Tres Debates sobre Biblia y Arqueología

por Ziony Zevit
Traducción de Felipe Elgueta Frontier

 

III. El debate del “Siglo Décimo”

 

> Volver al Índice

 

 

 

 


< Ídolo de Edad del Bronce medio en Siria (siglos XXI-XV aEC) Foto: Museo Sherwin Miller

 

El “debate del siglo décimo” fue desencadenado por Israel Finkelstein. Desde comienzos de la década de los '90 él ha señalado que los datos arqueológicos interpretados como indicaciones de la presencia de un reino fuerte y centralizado en Israel y Judá durante el siglo X aEC han sido fechados de manera incorrecta. Concretamente, el debate se concentra en si las excavaciones en varios sitios importantes de la Edad del Hierro, como Beerseba, Dan, Hazor, Jerusalén y Megido permiten o no concluir que (1) no había ninguna arquitectura monumental, es decir, obras hidráulicas, paredes de ciudades, palacios o templos, durante el siglo X; y (2) que la evidencia más temprana de proyectos de construcción de este tipo data de mediados del siglo IX.
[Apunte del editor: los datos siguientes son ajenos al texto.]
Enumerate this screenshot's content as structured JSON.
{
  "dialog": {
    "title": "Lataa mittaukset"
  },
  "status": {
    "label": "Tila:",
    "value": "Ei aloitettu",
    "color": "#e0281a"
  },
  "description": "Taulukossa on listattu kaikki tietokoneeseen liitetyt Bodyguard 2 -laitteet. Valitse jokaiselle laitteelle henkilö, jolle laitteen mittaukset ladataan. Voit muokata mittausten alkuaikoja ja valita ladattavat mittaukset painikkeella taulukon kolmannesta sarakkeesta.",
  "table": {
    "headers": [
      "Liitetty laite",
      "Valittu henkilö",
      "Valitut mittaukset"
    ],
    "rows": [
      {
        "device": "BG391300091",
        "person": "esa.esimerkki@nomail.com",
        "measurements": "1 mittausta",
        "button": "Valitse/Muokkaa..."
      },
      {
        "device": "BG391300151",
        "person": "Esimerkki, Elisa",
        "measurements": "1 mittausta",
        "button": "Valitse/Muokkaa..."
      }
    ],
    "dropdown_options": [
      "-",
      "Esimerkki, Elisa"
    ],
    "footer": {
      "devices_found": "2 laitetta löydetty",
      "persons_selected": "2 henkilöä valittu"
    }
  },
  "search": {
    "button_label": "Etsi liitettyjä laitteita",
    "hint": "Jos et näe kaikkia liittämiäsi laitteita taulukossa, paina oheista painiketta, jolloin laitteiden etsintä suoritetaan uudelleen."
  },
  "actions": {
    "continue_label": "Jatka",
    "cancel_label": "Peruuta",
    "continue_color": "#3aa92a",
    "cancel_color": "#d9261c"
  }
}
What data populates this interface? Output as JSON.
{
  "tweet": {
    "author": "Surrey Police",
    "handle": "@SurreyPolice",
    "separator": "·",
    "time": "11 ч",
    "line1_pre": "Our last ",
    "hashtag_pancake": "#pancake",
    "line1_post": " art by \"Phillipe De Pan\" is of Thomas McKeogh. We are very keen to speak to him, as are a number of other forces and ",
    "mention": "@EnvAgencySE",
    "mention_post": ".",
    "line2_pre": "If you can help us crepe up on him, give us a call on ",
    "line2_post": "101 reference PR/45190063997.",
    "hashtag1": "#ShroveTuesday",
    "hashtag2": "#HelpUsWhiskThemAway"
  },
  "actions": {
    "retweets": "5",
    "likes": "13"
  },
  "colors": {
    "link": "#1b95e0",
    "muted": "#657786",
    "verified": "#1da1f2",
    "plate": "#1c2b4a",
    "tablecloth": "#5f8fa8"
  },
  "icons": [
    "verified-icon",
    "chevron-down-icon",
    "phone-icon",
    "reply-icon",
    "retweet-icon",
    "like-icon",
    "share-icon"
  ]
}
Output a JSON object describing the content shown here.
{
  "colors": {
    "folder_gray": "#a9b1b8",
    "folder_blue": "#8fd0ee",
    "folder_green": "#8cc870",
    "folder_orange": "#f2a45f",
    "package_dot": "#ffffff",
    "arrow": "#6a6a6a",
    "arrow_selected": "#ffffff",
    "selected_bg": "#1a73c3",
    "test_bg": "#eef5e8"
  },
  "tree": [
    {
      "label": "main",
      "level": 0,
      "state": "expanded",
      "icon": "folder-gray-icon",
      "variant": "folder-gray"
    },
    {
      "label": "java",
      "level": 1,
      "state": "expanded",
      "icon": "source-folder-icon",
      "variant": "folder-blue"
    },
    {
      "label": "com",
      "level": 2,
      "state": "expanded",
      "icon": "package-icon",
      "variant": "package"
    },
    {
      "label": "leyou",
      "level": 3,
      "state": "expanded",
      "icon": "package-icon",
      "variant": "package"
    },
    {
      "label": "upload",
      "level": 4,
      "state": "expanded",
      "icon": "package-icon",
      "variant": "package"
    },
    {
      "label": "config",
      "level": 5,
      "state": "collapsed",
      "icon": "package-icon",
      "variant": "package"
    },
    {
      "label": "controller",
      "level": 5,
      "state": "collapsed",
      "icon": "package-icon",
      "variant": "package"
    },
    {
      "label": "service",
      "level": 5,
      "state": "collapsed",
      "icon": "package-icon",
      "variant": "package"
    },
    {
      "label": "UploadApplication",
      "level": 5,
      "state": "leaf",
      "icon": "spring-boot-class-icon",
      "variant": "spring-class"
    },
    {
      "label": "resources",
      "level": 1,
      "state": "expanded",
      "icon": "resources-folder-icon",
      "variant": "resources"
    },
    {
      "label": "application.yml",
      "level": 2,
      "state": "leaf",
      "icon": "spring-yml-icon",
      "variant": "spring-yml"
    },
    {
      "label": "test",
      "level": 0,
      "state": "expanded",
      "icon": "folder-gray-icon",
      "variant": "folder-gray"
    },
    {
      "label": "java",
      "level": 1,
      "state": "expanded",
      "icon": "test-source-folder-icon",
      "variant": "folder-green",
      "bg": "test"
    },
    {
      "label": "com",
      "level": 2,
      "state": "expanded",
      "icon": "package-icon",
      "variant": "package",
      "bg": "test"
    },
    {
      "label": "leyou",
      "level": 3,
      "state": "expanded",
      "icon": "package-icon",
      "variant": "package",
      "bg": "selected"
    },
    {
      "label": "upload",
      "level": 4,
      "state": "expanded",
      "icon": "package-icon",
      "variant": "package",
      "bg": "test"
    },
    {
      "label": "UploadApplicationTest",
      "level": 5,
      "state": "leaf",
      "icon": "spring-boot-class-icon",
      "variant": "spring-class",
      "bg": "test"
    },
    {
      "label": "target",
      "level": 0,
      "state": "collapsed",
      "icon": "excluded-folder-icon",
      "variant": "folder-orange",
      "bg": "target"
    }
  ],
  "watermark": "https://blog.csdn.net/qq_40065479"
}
En la arqueología siropalestina, las fechas se establecen habitualmente a través del uso de la alfarería encontrada en una excavación, cotejada con una cronología cerámica. La base de esta cronología fue el descubrimiento hecho a fines del siglo XIX y comienzos del XX de que los tipos de alfarería, su forma, estilo, la manera de fabricación y el diseño preferido por los pueblos, cambiada lenta pero perceptiblemente con el tiempo en todas las regiones del Cercano Oriente antiguo. Es semejante a fechar una fotografía vieja por la ropa, el peinado, el mobiliario, las radios e incluso los tipos de poses asumidos por las personas que aparecen en ella. Sobre la base de estas pistas, la fotografía puede fecharse en 1915 en Roma y no en 1950 en Rumania. El contenido y el contexto determinan la interpretación correcta.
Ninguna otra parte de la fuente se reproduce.